PAGE and Western blotting were carried out as described previously.52 For the resolution of Cdc7 phospho-isoforms, sample buffer was supplemented with 8M urea and SDS-PAGE was carried out utilizing a 10% resolving gel and at least 1 cm 3% stacking gel, run at 125 volts for 2.5 h to maximize resolution. Representative images of at least two independent experiments are shown. Densitometry was carried out on images obtained using the FluorChem FC3 system (Protein Simple, USA). AlphaView software was used, with non-saturated images and local background set on equal area measurements to determine percent difference based on a control band, as indicated for each experiment.
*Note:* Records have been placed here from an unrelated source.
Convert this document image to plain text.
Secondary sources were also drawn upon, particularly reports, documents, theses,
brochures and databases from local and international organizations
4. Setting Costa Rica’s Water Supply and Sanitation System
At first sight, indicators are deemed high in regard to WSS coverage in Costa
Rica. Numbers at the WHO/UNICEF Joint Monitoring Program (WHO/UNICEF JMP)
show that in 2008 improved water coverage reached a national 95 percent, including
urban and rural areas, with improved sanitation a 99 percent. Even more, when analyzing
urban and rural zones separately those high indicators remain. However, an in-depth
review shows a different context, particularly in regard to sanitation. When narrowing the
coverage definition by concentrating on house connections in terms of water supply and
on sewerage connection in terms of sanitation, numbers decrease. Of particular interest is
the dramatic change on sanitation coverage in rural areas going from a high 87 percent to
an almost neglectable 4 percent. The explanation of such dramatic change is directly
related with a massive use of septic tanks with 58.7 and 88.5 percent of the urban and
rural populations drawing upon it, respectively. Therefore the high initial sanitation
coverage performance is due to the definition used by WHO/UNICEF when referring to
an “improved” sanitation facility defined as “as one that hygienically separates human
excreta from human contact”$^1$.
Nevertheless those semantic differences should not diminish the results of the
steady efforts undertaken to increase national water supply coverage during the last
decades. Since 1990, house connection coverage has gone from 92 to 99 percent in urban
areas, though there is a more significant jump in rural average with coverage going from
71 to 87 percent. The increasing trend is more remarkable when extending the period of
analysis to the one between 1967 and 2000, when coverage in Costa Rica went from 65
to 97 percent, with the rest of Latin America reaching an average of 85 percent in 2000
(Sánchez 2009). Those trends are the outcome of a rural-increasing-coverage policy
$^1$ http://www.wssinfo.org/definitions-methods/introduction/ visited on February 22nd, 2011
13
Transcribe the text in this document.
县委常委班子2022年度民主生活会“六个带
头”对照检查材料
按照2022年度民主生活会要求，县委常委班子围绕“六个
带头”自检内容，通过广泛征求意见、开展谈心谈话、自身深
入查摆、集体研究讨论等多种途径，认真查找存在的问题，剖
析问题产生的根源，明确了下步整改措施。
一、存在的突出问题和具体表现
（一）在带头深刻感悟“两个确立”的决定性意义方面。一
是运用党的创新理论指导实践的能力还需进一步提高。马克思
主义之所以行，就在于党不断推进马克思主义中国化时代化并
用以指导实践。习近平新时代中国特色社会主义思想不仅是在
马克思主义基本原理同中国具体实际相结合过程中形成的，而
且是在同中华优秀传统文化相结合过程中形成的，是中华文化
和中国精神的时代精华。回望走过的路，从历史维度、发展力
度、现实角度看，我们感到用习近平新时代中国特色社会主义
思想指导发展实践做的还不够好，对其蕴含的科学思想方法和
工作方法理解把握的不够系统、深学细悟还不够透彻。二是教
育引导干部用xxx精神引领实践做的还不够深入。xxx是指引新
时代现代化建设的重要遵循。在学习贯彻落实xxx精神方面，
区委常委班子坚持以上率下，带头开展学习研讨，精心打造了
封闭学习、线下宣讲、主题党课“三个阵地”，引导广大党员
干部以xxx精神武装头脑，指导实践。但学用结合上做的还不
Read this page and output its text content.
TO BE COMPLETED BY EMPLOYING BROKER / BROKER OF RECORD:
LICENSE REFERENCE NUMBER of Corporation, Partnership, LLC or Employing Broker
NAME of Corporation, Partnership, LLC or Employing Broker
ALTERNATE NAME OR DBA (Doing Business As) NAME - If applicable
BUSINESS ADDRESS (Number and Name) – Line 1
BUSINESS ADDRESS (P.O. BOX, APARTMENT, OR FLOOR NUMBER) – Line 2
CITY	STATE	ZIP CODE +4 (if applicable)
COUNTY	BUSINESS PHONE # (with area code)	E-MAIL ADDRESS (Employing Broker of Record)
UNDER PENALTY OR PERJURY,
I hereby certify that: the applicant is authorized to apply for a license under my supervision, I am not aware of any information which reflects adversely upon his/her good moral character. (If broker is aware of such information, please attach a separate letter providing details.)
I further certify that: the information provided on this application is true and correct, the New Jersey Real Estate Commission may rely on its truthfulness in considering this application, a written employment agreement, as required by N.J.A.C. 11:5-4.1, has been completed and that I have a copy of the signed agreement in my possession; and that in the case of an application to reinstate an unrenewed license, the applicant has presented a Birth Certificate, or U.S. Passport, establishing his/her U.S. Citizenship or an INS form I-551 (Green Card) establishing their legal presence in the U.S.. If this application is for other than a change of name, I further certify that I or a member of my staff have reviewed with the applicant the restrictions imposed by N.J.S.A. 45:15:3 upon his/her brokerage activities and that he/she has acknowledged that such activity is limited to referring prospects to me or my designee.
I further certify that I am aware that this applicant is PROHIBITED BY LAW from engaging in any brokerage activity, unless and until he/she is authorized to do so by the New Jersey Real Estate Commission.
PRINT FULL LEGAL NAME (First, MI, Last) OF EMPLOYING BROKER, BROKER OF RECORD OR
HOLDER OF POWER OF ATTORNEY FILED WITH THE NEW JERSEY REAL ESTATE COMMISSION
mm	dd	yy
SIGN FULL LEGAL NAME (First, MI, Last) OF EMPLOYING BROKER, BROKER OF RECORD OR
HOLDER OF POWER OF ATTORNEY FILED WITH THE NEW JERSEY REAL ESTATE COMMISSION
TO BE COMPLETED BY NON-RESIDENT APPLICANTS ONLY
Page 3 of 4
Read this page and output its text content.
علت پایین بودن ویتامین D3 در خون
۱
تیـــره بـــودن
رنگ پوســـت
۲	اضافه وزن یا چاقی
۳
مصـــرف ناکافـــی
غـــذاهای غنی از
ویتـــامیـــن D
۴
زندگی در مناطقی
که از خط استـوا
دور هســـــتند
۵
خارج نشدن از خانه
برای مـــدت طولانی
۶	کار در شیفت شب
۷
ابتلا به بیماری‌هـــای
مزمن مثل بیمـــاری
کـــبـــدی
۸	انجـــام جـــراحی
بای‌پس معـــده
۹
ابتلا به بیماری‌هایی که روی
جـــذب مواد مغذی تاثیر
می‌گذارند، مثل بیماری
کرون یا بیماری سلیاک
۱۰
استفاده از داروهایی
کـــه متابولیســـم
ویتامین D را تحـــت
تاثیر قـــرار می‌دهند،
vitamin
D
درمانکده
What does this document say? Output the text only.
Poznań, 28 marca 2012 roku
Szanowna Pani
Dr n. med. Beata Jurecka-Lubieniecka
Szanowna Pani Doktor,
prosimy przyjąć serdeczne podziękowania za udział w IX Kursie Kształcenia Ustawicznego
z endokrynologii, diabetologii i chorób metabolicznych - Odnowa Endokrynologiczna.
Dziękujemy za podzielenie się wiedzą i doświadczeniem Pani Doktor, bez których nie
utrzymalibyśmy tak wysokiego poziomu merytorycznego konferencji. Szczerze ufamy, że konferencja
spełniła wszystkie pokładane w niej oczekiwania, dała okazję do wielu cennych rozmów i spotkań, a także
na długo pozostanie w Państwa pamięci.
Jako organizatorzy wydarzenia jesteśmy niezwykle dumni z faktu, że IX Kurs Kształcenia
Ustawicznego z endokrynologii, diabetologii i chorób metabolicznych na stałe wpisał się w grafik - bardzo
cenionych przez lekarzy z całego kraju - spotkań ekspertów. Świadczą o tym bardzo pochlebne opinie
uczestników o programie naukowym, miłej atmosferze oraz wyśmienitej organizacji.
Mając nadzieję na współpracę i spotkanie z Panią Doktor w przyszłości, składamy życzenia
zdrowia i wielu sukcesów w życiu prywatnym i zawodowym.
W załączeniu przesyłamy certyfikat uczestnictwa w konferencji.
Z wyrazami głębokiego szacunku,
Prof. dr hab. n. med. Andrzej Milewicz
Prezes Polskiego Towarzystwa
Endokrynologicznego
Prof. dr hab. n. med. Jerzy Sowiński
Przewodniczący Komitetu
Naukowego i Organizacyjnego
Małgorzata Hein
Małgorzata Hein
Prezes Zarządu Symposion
Flow cytometry using propidium iodide was carried out as described previously,53 using a Beckman Coulter Cytomics FC500 cytometer. The total counts were gated to account for potential doublets.
One-way ANOVA and Student's t-tests was carried out with GraphPad Prism 5. At least three replicates were performed for each experiment. The sample size for cells was n > 100; the sample size for flow cytometry was total events n > 10,000. The α level was 0.05. The values obtained for each ANOVA are listed in the associated figure legend. A post hoc test was performed as indicated in the associated figure legend, p < 0.05.
No potential conflicts of interest were disclosed.
We thank Miroslav Dundr for providing a plasmid containing mCherry via Addgene (Cambridge, MA).
HL conceived the research project, analyzed data and wrote the final version of this manuscript; JK designed and carried out experiments, analyzed data and wrote initial manuscript; BJK made important contribution to the formulation of the Cdc7 regulation mechanism, and designed and carried out experiments; AM carried out some experiments.
This work was supported by funds from the Canadian Institutes of Health Research (CIHR #79473), Natural Sciences and Engineering Research Council of Canada (NSRC #203528-2013), Northern Ontario Heritage Funds Corporation (NOHFC), and the City of Greater Sudbury to HL. JK thanks to Cancer Care Ontario for the Peter Crossgrove postdoctoral fellowship. BJK greatly acknowledges for Ontario Graduate scholarship.